Memory Hierarchy and cache

4 minute read

Virtual memory

This extends the notes over here // These are a series of notes write ups for anyones refernece as a summary.

Virtual memory is a technique of being able to logically address a larger amount of memory that is physically present in the system. This can be useful for multiple reasons, including hiding the actual location of the memory (page file on HDD) and also allowing programs to be able to have their own mapping of addresses independant of the hardware.

It allows physical ram to allocated in discontinious blocks, so that the hardware can be better utilized.

While performing this, it is still transparent to your application where in the physical memory that data might be located. This means that in your code you can access a large contigious block of memory, but in hardware that block may be made up of many smaller contigious blocks.

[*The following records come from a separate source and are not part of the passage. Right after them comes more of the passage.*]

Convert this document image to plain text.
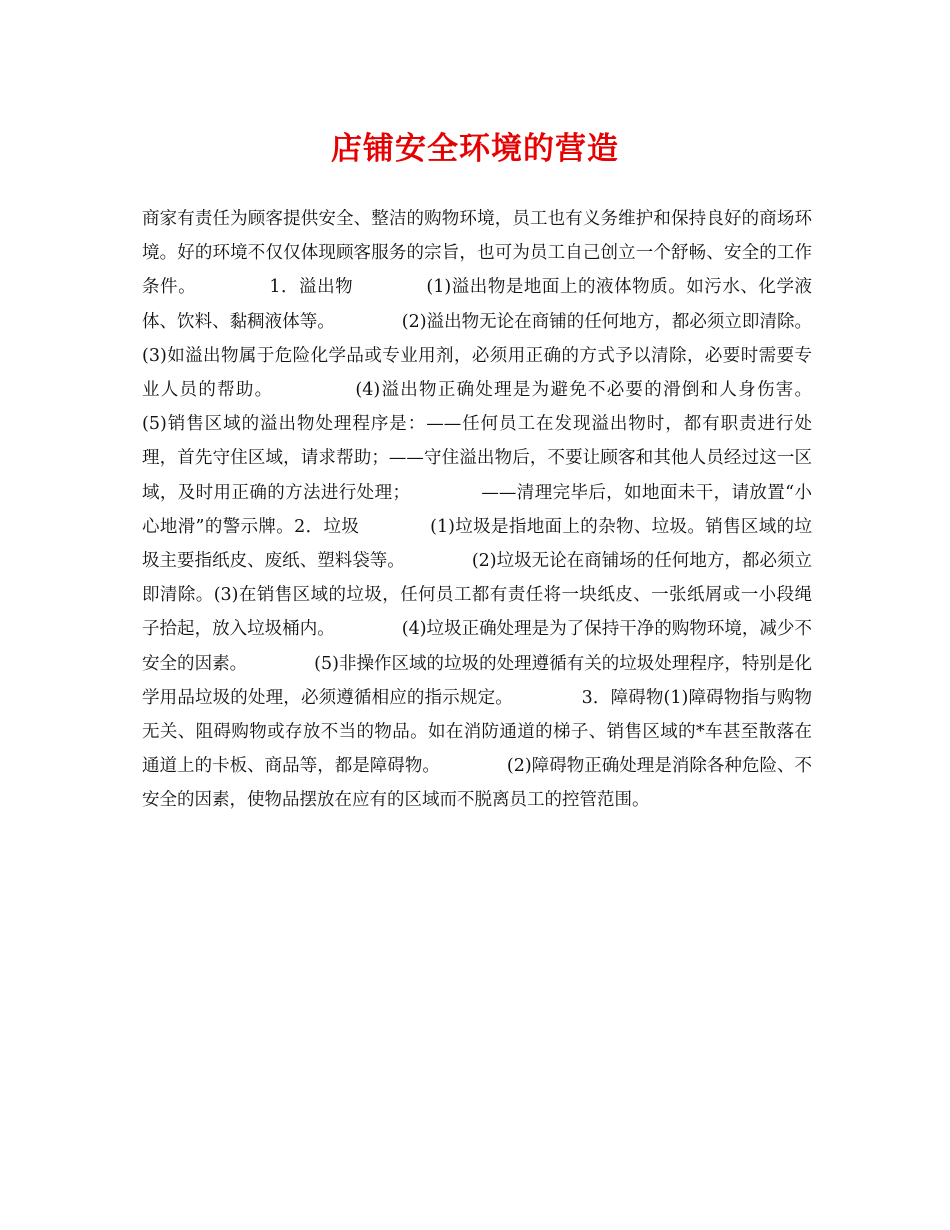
店铺安全环境的营造
商家有责任为顾客提供安全、整洁的购物环境，员工也有义务维护和保持良好的商场环境。好的环境不仅仅体现顾客服务的宗旨，也可为员工自己创立一个舒畅、安全的工作条件。            1．溢出物            (1)溢出物是地面上的液体物质。如污水、化学液体、饮料、黏稠液体等。            (2)溢出物无论在商铺的任何地方，都必须立即清除。            (3)如溢出物属于危险化学品或专业用剂，必须用正确的方式予以清除，必要时需要专业人员的帮助。            (4)溢出物正确处理是为避免不必要的滑倒和人身伤害。            (5)销售区域的溢出物处理程序是：——任何员工在发现溢出物时，都有职责进行处理，首先守住区域，请求帮助；——守住溢出物后，不要让顾客和其他人员经过这一区域，及时用正确的方法进行处理；            ——清理完毕后，如地面未干，请放置“小心地滑”的警示牌。2．垃圾            (1)垃圾是指地面上的杂物、垃圾。销售区域的垃圾主要指纸皮、废纸、塑料袋等。            (2)垃圾无论在商铺场的任何地方，都必须立即清除。(3)在销售区域的垃圾，任何员工都有责任将一块纸皮、一张纸屑或一小段绳子拾起，放入垃圾桶内。            (4)垃圾正确处理是为了保持干净的购物环境，减少不安全的因素。            (5)非操作区域的垃圾的处理遵循有关的垃圾处理程序，特别是化学用品垃圾的处理，必须遵循相应的指示规定。            3．障碍物(1)障碍物指与购物无关、阻碍购物或存放不当的物品。如在消防通道的梯子、销售区域的*车甚至散落在通道上的卡板、商品等，都是障碍物。            (2)障碍物正确处理是消除各种危险、不安全的因素，使物品摆放在应有的区域而不脱离员工的控管范围。
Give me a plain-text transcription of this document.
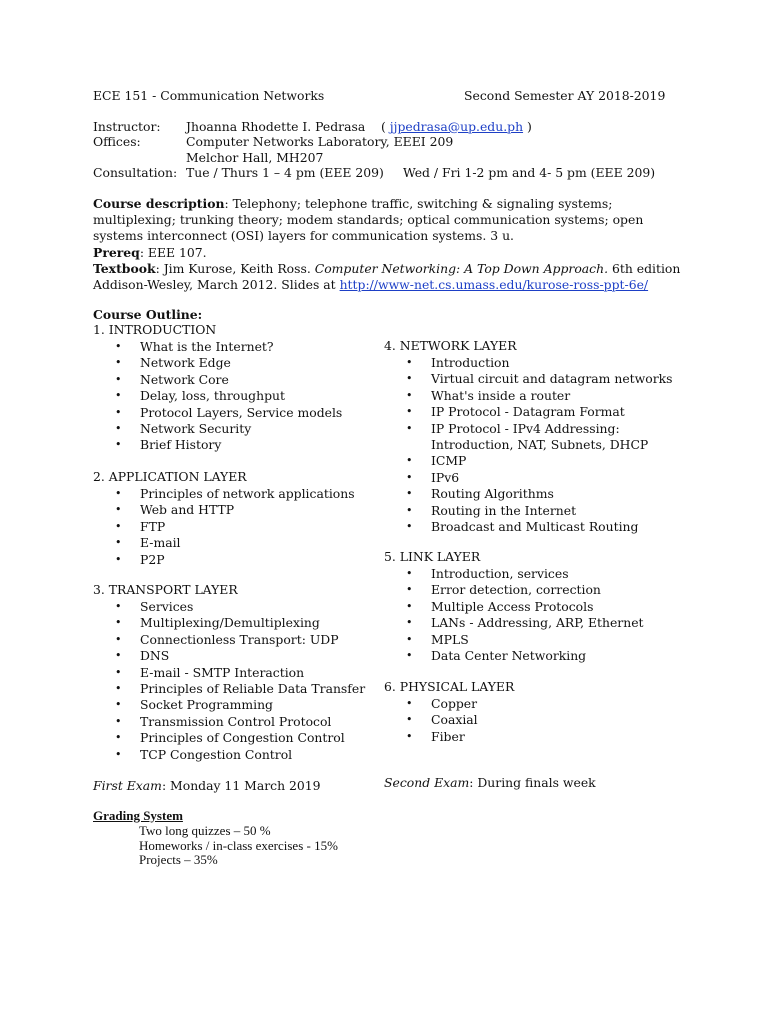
ECE 151 - Communication Networks	Second Semester AY 2018-2019
Instructor: Jhoanna Rhodette I. Pedrasa ( jjpedrasa@up.edu.ph )
Offices:	Computer Networks Laboratory, EEEI 209
Melchor Hall, MH207
Consultation: Tue / Thurs 1 – 4 pm (EEE 209) Wed / Fri 1-2 pm and 4- 5 pm (EEE 209)
Course description: Telephony; telephone traffic, switching & signaling systems; multiplexing; trunking theory; modem standards; optical communication systems; open systems interconnect (OSI) layers for communication systems. 3 u.
Prereq: EEE 107.
Textbook: Jim Kurose, Keith Ross. Computer Networking: A Top Down Approach. 6th edition
Addison-Wesley, March 2012. Slides at http://www-net.cs.umass.edu/kurose-ross-ppt-6e/
Course Outline:
1. INTRODUCTION
• What is the Internet?
• Network Edge
• Network Core
• Delay, loss, throughput
• Protocol Layers, Service models
• Network Security
• Brief History
2. APPLICATION LAYER
• Principles of network applications
• Web and HTTP
• FTP
• E-mail
• P2P
3. TRANSPORT LAYER
• Services
• Multiplexing/Demultiplexing
• Connectionless Transport: UDP
• DNS
• E-mail - SMTP Interaction
• Principles of Reliable Data Transfer
• Socket Programming
• Transmission Control Protocol
• Principles of Congestion Control
• TCP Congestion Control
4. NETWORK LAYER
• Introduction
• Virtual circuit and datagram networks
• What's inside a router
• IP Protocol - Datagram Format
• IP Protocol - IPv4 Addressing:
Introduction, NAT, Subnets, DHCP
• ICMP
• IPv6
• Routing Algorithms
• Routing in the Internet
• Broadcast and Multicast Routing
5. LINK LAYER
• Introduction, services
• Error detection, correction
• Multiple Access Protocols
• LANs - Addressing, ARP, Ethernet
• MPLS
• Data Center Networking
6. PHYSICAL LAYER
• Copper
• Coaxial
• Fiber
First Exam: Monday 11 March 2019	Second Exam: During finals week
Grading System
Two long quizzes – 50 %
Homeworks / in-class exercises - 15%
Projects – 35%
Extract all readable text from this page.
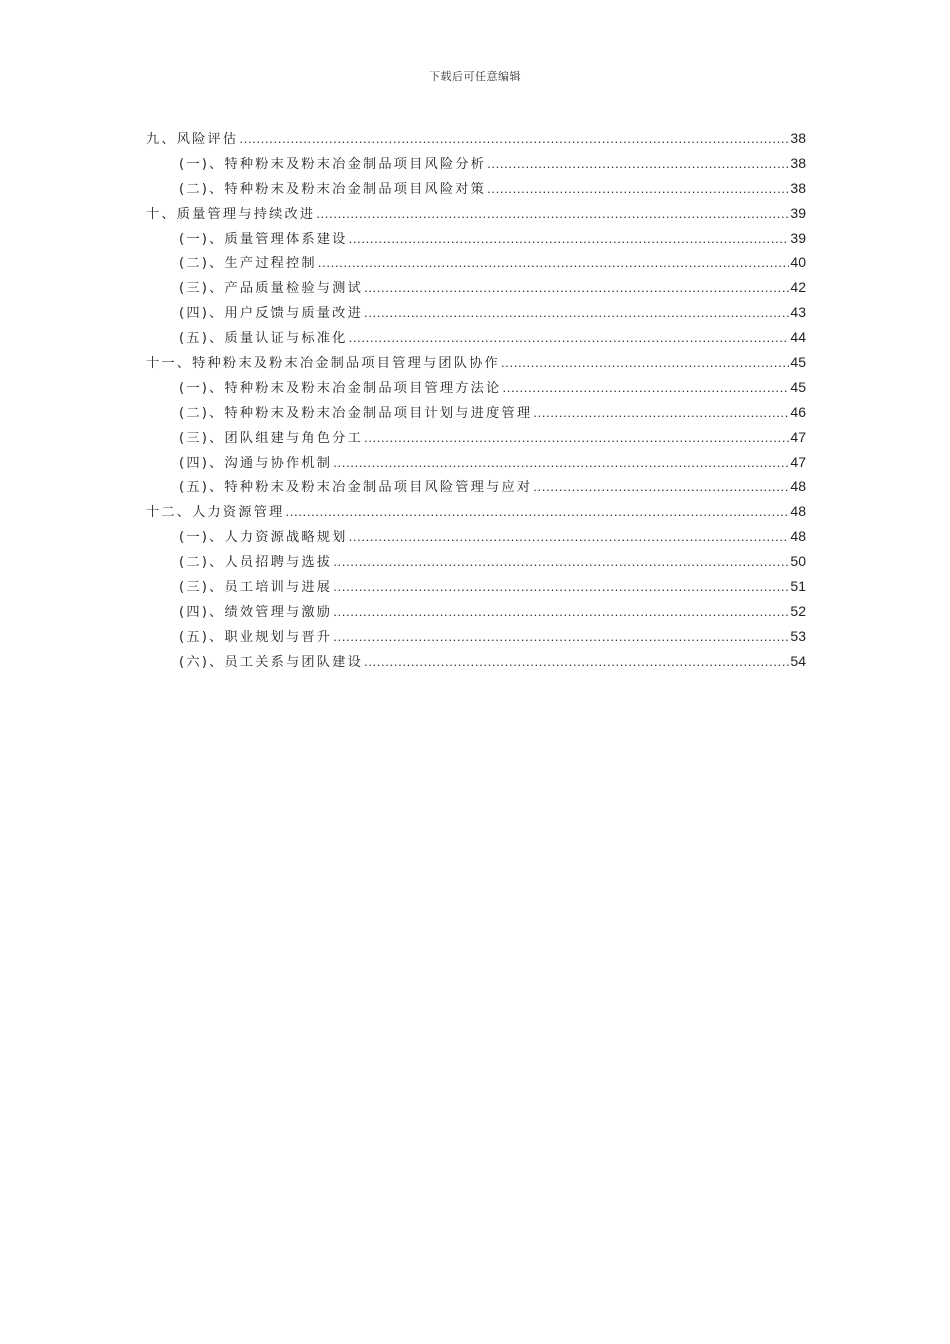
下载后可任意编辑
九、风险评估 .....	38
(一)、特种粉末及粉末冶金制品项目风险分析 .....	38
(二)、特种粉末及粉末冶金制品项目风险对策 .....	38
十、质量管理与持续改进 .....	39
(一)、质量管理体系建设 .....	39
(二)、生产过程控制 .....	40
(三)、产品质量检验与测试 .....	42
(四)、用户反馈与质量改进 .....	43
(五)、质量认证与标准化 .....	44
十一、特种粉末及粉末冶金制品项目管理与团队协作 .....	45
(一)、特种粉末及粉末冶金制品项目管理方法论 .....	45
(二)、特种粉末及粉末冶金制品项目计划与进度管理 .....	46
(三)、团队组建与角色分工 .....	47
(四)、沟通与协作机制 .....	47
(五)、特种粉末及粉末冶金制品项目风险管理与应对 .....	48
十二、人力资源管理 .....	48
(一)、人力资源战略规划 .....	48
(二)、人员招聘与选拔 .....	50
(三)、员工培训与进展 .....	51
(四)、绩效管理与激励 .....	52
(五)、职业规划与晋升 .....	53
(六)、员工关系与团队建设 .....	54
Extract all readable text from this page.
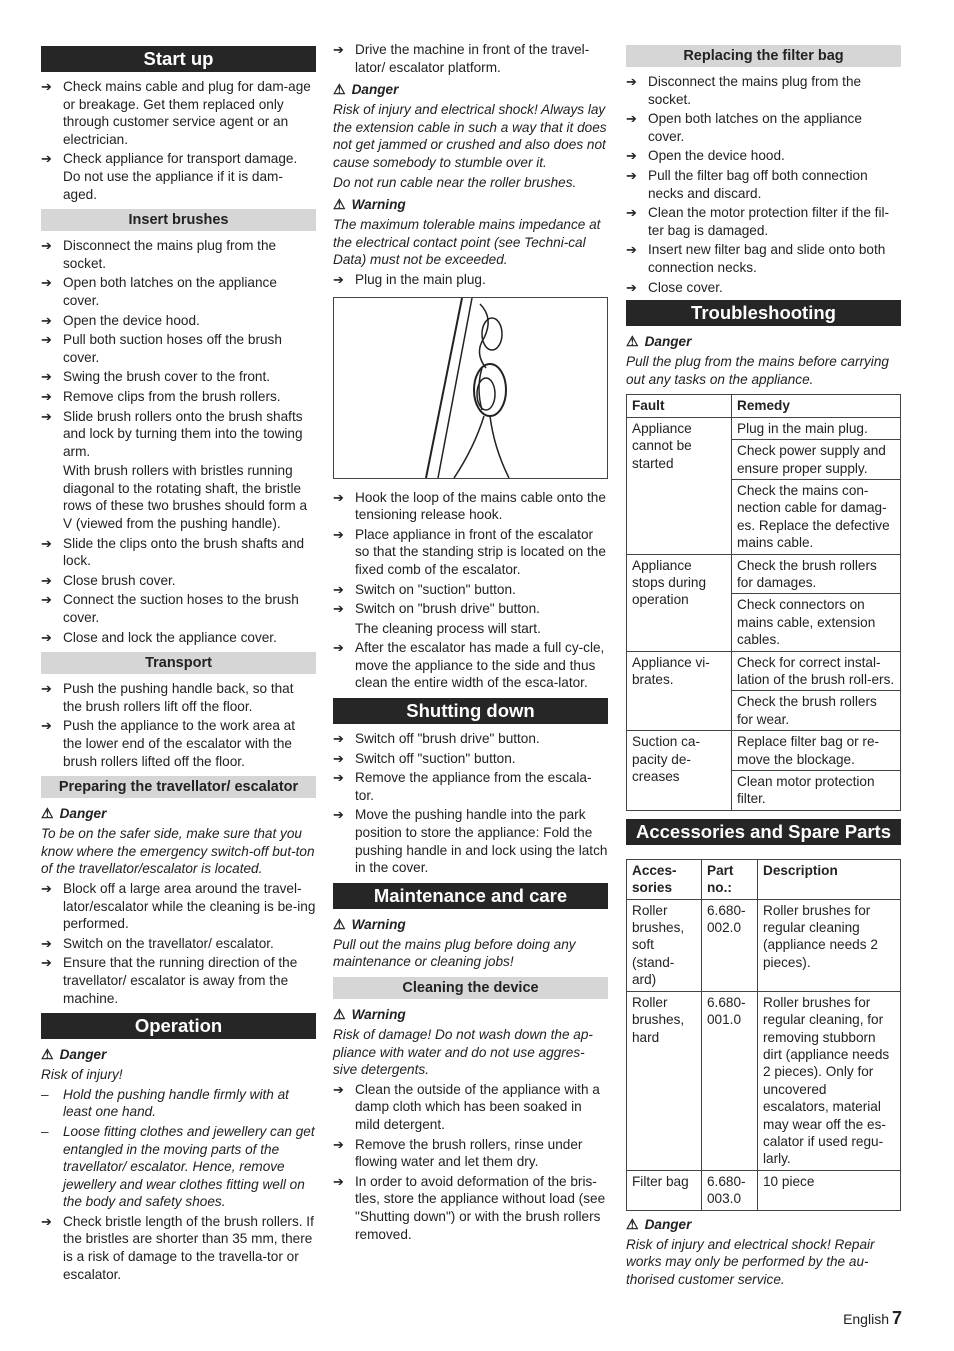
Start up
➔ Check mains cable and plug for dam-age or breakage. Get them replaced only through customer service agent or an electrician.
➔ Check appliance for transport damage. Do not use the appliance if it is dam-aged.
Insert brushes
➔ Disconnect the mains plug from the socket.
➔ Open both latches on the appliance cover.
➔ Open the device hood.
➔ Pull both suction hoses off the brush cover.
➔ Swing the brush cover to the front.
➔ Remove clips from the brush rollers.
➔ Slide brush rollers onto the brush shafts and lock by turning them into the towing arm.
With brush rollers with bristles running diagonal to the rotating shaft, the bristle rows of these two brushes should form a V (viewed from the pushing handle).
➔ Slide the clips onto the brush shafts and lock.
➔ Close brush cover.
➔ Connect the suction hoses to the brush cover.
➔ Close and lock the appliance cover.
Transport
➔ Push the pushing handle back, so that the brush rollers lift off the floor.
➔ Push the appliance to the work area at the lower end of the escalator with the brush rollers lifted off the floor.
Preparing the travellator/ escalator
⚠ Danger
To be on the safer side, make sure that you know where the emergency switch-off but-ton of the travellator/escalator is located.
➔ Block off a large area around the travel-lator/escalator while the cleaning is be-ing performed.
➔ Switch on the travellator/ escalator.
➔ Ensure that the running direction of the travellator/ escalator is away from the machine.
Operation
⚠ Danger
Risk of injury!
– Hold the pushing handle firmly with at least one hand.
– Loose fitting clothes and jewellery can get entangled in the moving parts of the travellator/ escalator. Hence, remove jewellery and wear clothes fitting well on the body and safety shoes.
➔ Check bristle length of the brush rollers. If the bristles are shorter than 35 mm, there is a risk of damage to the travella-tor or escalator.
➔ Drive the machine in front of the travel-lator/ escalator platform.
⚠ Danger
Risk of injury and electrical shock! Always lay the extension cable in such a way that it does not get jammed or crushed and also does not cause somebody to stumble over it.
Do not run cable near the roller brushes.
⚠ Warning
The maximum tolerable mains impedance at the electrical contact point (see Techni-cal Data) must not be exceeded.
➔ Plug in the main plug.
➔ Hook the loop of the mains cable onto the tensioning release hook.
➔ Place appliance in front of the escalator so that the standing strip is located on the fixed comb of the escalator.
➔ Switch on "suction" button.
➔ Switch on "brush drive" button.
The cleaning process will start.
➔ After the escalator has made a full cy-cle, move the appliance to the side and thus clean the entire width of the esca-lator.
Shutting down
➔ Switch off "brush drive" button.
➔ Switch off "suction" button.
➔ Remove the appliance from the escala-tor.
➔ Move the pushing handle into the park position to store the appliance: Fold the pushing handle in and lock using the latch in the cover.
Maintenance and care
⚠ Warning
Pull out the mains plug before doing any maintenance or cleaning jobs!
Cleaning the device
⚠ Warning
Risk of damage! Do not wash down the ap-pliance with water and do not use aggres-sive detergents.
➔ Clean the outside of the appliance with a damp cloth which has been soaked in mild detergent.
➔ Remove the brush rollers, rinse under flowing water and let them dry.
➔ In order to avoid deformation of the bris-tles, store the appliance without load (see "Shutting down") or with the brush rollers removed.
Replacing the filter bag
➔ Disconnect the mains plug from the socket.
➔ Open both latches on the appliance cover.
➔ Open the device hood.
➔ Pull the filter bag off both connection necks and discard.
➔ Clean the motor protection filter if the fil-ter bag is damaged.
➔ Insert new filter bag and slide onto both connection necks.
➔ Close cover.
Troubleshooting
⚠ Danger
Pull the plug from the mains before carrying out any tasks on the appliance.
Fault	Remedy
Appliance cannot be started	Plug in the main plug.
	Check power supply and ensure proper supply.
	Check the mains con-nection cable for damag-es. Replace the defective mains cable.
Appliance stops during operation	Check the brush rollers for damages.
	Check connectors on mains cable, extension cables.
Appliance vi-brates.	Check for correct instal-lation of the brush roll-ers.
	Check the brush rollers for wear.
Suction ca-pacity de-creases	Replace filter bag or re-move the blockage.
	Clean motor protection filter.
Accessories and Spare Parts
Acces-sories	Part no.:	Description
Roller brushes, soft (stand-ard)	6.680-002.0	Roller brushes for regular cleaning (appliance needs 2 pieces).
Roller brushes, hard	6.680-001.0	Roller brushes for regular cleaning, for removing stubborn dirt (appliance needs 2 pieces). Only for uncovered escalators, material may wear off the es-calator if used regu-larly.
Filter bag	6.680-003.0	10 piece
⚠ Danger
Risk of injury and electrical shock! Repair works may only be performed by the au-thorised customer service.
English 7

This is then further used by allowing multiple programs to share blocks, this works provided they are reading from this area of memory but it can help avoid loading duplicate data into memory.

Design

In part one cache was defined to split the provided address into both a block address (the lower bits) and a tag which is the higher bits of the address. Virtual memory expands on this notation, but packing extra bits at the beginning of the address, these can be used to hold the extra information to makethese addresses mappable to the physical address.

For example for a 32-bit hardware address, it virtual memory will split this into a virtual page number with the upper 20 bits, and a page offset with the lower 12 bits. In this example it means that pages are 2^12 bytes in size.

The Virtual Page Number is used to index into a page table that stores the mapping from the virtual address to the corresponding physicaly address of the page that backs that data.

TLB ( Translation Look-aside Buffer)

This is a smaller cache that buffers the translation from a virtual address to the main physical memory address, this stores a small subsection of the translations the same as a main system cache. If an entry is not found in this cache, it needs to be checked if its a cache miss or a page fault. If its a page fault (ie invalid decoding) an exception is raised to the host processor. If its just a TLB miss, then the full address is looked up in the main page table.

A miss can be a very high cost, sometimes into the realm of hundreds of clock cycles for the resolution, or even longer in the case of multiple level page tables.

The requested table is no longer available (such as being paged from ram to hard disk) then a page fault is raised and the host OS can handle this to retrieve this and cause the program to wait. (The OS can schedule other programs in the mean time).

Because the cost of a page fault is so high, it is almost always a fully associative cache, meaning that any entry can be mapped to any location in the cache.

Page table size and layout

On a 32-bit system, the page table can be quite large, and consume a significant portion of system ram. on a 64-bit system it becomes completely impractical.

One possible solution to this issue would be to increase the page size (and proportionally reduce the size of the page table). The Intel IT32 offers 4MB page size for this reason.

Another alternative would be to use a hashtable to store the information, but this can come with a significant runtime computation cost without extensive hardware support.

Windows and UNIX instead use a third option, multi-level page tables. These are a set of tables that work with pointers to sub tables to resolve the address. When a virtual address is passed through, the main table resolves the first few bits, and then the entry stored under that tag is a new memory address for the next table. This can continue for as many tables as desired.

Memory Protection

Virual memory also has another essential function; placing a barrier between the running processes and the rest of the system (other programms and the OS).

This is implimented using flags for the privledge of the running code and also the memory in the system.

Additional flags can be used to represent if the memory is read only or if it can be written to.

PAE (Physical Address Extension)

PAE was brought up by Intel as a recyxling of an old idea from the Apple IIe, where your OS may only use 32 bits for its address space, but your system can hold more than this.

Intel has worked around this by keeping the 4GB limitation for each program, but by having the page table expand with an extra layer to hide the 64bit hardware addresses.